OCR software allows legacy data to be entered into interactive databases. This consists of software that places data into presorted categories for comparison. These interactive databases can be searched and filtered to allow for quick association of data from a variety of sources, directly from the hard copy report.
One of the notable advantages of this processing is the ability to compare stacks of recurring data (from numbers to language to locations) to establish patterns. These patterns can be further analyzed through computer models to discover and highlight repetition of events. This data shows trends in operations or occurrences.
These types of minuscule correlations are difficult for humans to spot when working with reams of hard copy data.
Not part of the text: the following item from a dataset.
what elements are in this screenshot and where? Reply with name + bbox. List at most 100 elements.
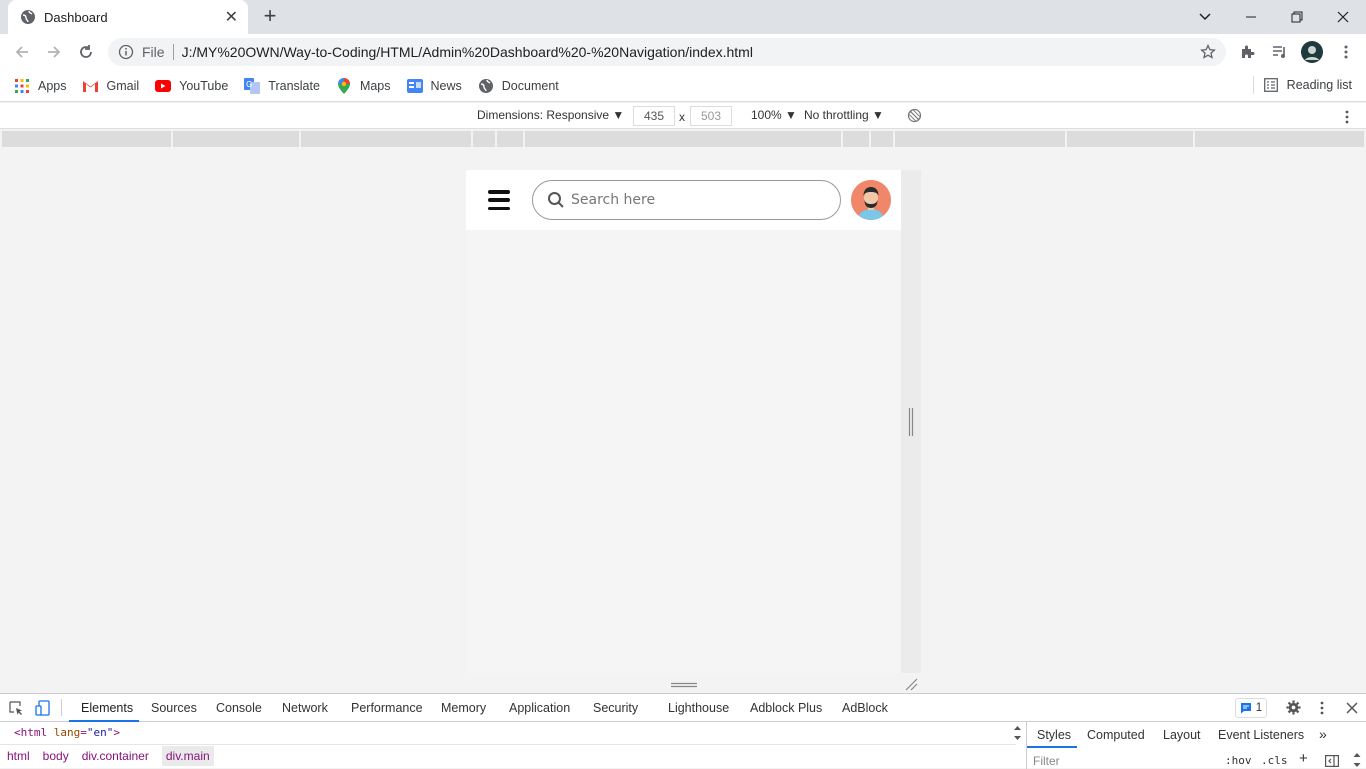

By digitizing the information through document reading with OCR software, data is compared in new ways. As a result, analyzers spot these minor correlations that can lead to significant discoveries.
The Future of OCR
In today’s global workplace, these advances in data capture and management are far more significant. As businesses and people become increasingly mobile, it becomes more critical to access data from anywhere at any time. This is a significant drawback with accessing hard copy data if it is not at hand; instead, it’s a world away on a shelf. Electronic documentation is readily available, regardless of location or the technologies being used to access the data.
This legacy data has an inherent value related to the cost of generating the original reports and information, not to mention the cost of possibly losing access to the data. As “dead” hard copy reports on shelves, this intrinsic value cannot be monetized by the business. The capability of rendering hard copy into digital data has enabled enterprises to capitalize on their valuable legacy data that is sitting in files. As we collaborate in real time across the world on projects through electronic media, OCR document reading is critical to bringing the value of this data into the present day.
OCR software is used for purchase orders, freight, receipts, surveys, transcripts, student records, invoicing, identification, and more. It takes seconds rather than minutes to process invoices from around the world. Medical intake forms and other common medical forms are completed in minutes rather than hours. Hospitals, service bureaus, data processing departments, and A/P departments all benefit from the use of OCR software. Implementing the software saves time, can reduce the need for certain personnel, and gives a business an immediate return on their investment (ROI).
By using mobile capture of data with OCR software we can all save time, money, as well as increase our understanding of the world at large. OCR document reading allows us to make that legacy data from “dead reports” live again, becoming useful and valuable again.